Have a question about this project? Sign up for a free GitHub account to open an issue and contact its maintainers and the community.

By clicking “Sign up for GitHub”, you agree to our terms of service and privacy statement. We’ll occasionally send you account related emails.

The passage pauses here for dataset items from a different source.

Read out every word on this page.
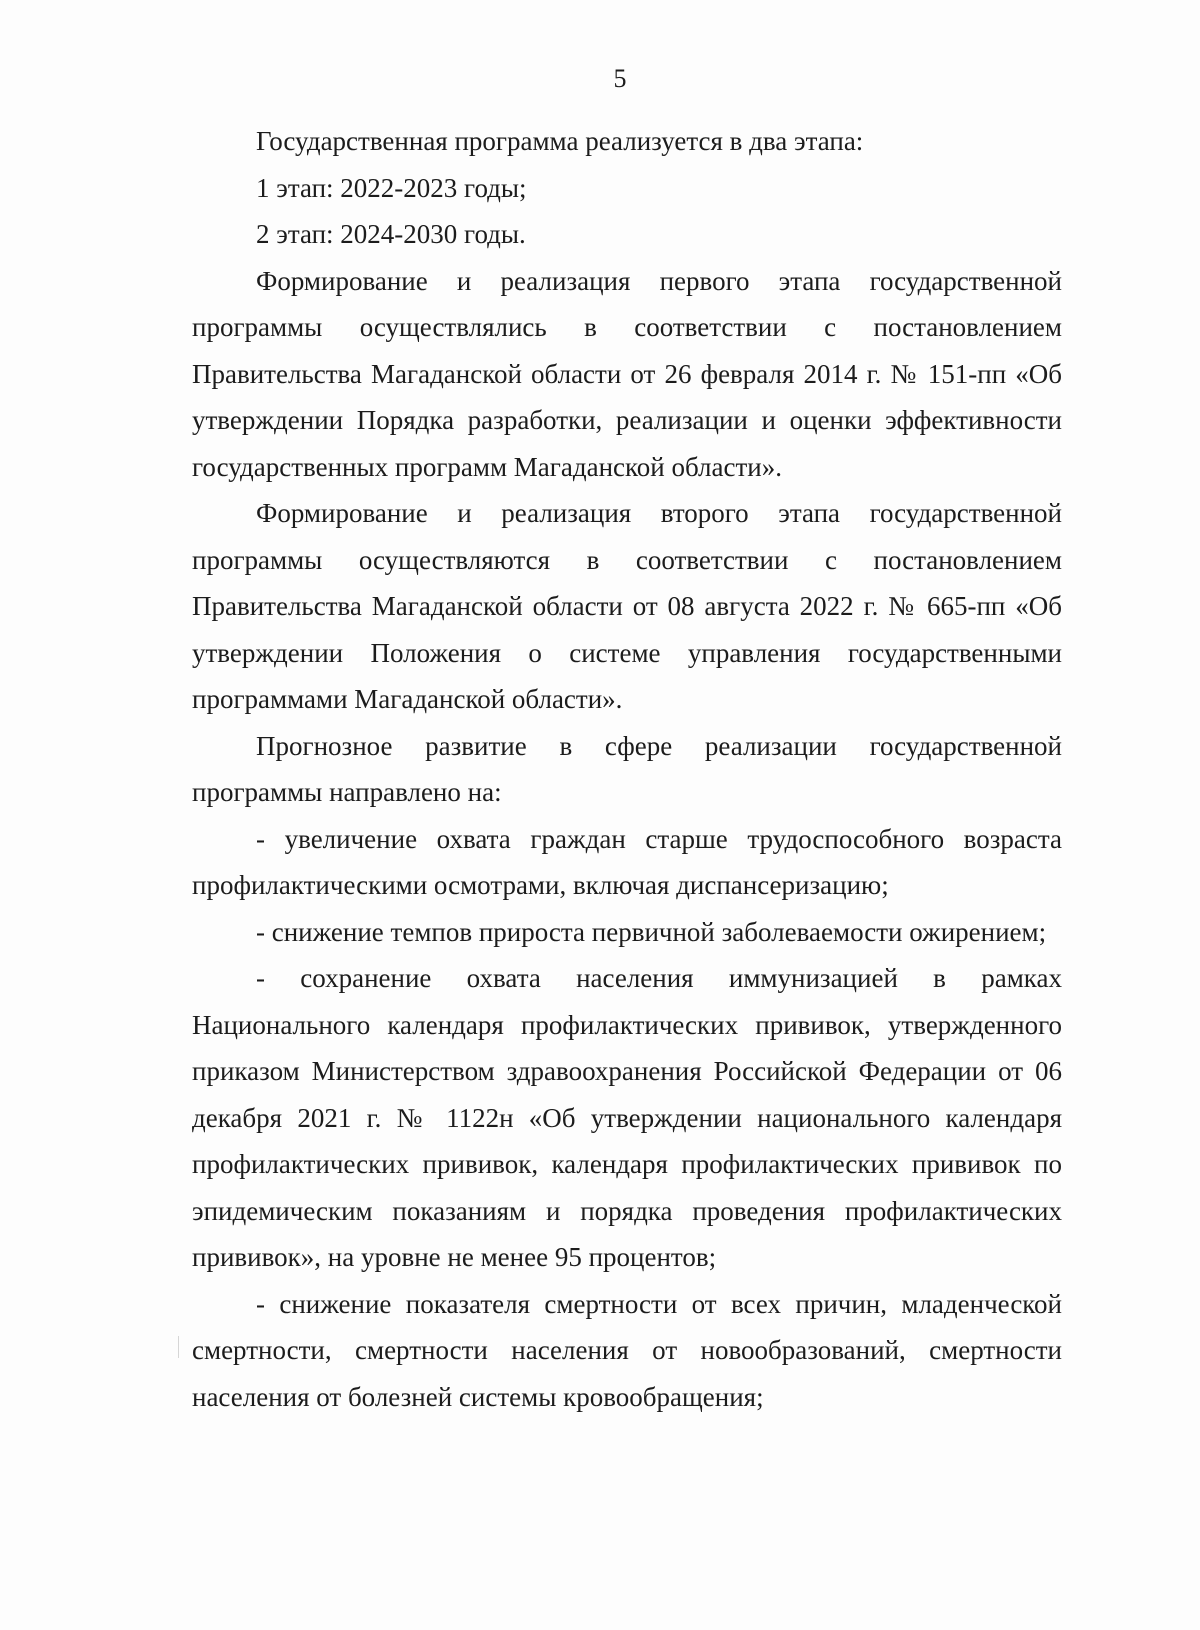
5

Государственная программа реализуется в два этапа:

1 этап: 2022-2023 годы;

2 этап: 2024-2030 годы.

Формирование и реализация первого этапа государственной программы осуществлялись в соответствии с постановлением Правительства Магаданской области от 26 февраля 2014 г. № 151-пп «Об утверждении Порядка разработки, реализации и оценки эффективности государственных программ Магаданской области».

Формирование и реализация второго этапа государственной программы осуществляются в соответствии с постановлением Правительства Магаданской области от 08 августа 2022 г. № 665-пп «Об утверждении Положения о системе управления государственными программами Магаданской области».

Прогнозное развитие в сфере реализации государственной программы направлено на:

- увеличение охвата граждан старше трудоспособного возраста профилактическими осмотрами, включая диспансеризацию;

- снижение темпов прироста первичной заболеваемости ожирением;

- сохранение охвата населения иммунизацией в рамках Национального календаря профилактических прививок, утвержденного приказом Министерством здравоохранения Российской Федерации от 06 декабря 2021 г. № 1122н «Об утверждении национального календаря профилактических прививок, календаря профилактических прививок по эпидемическим показаниям и порядка проведения профилактических прививок», на уровне не менее 95 процентов;

- снижение показателя смертности от всех причин, младенческой смертности, смертности населения от новообразований, смертности населения от болезней системы кровообращения;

Already on GitHub? Sign in to your account

Ecountering an issue when running AlleleCall #182

Open
kamivain opened this issue Aug 14, 2023 · 9 comments
Open

Ecountering an issue when running AlleleCall #182

kamivain opened this issue Aug 14, 2023 · 9 comments
Assignees
Labels
Status: In Progress Has been assigned and is being worked on.

Comments

@kamivain
Copy link

Hello,I have encountered an issue when running AlleleCall to the genomes. It said "AttributeError: 'NoneType' object has no attribute 'seq'", what's the matter, thank you!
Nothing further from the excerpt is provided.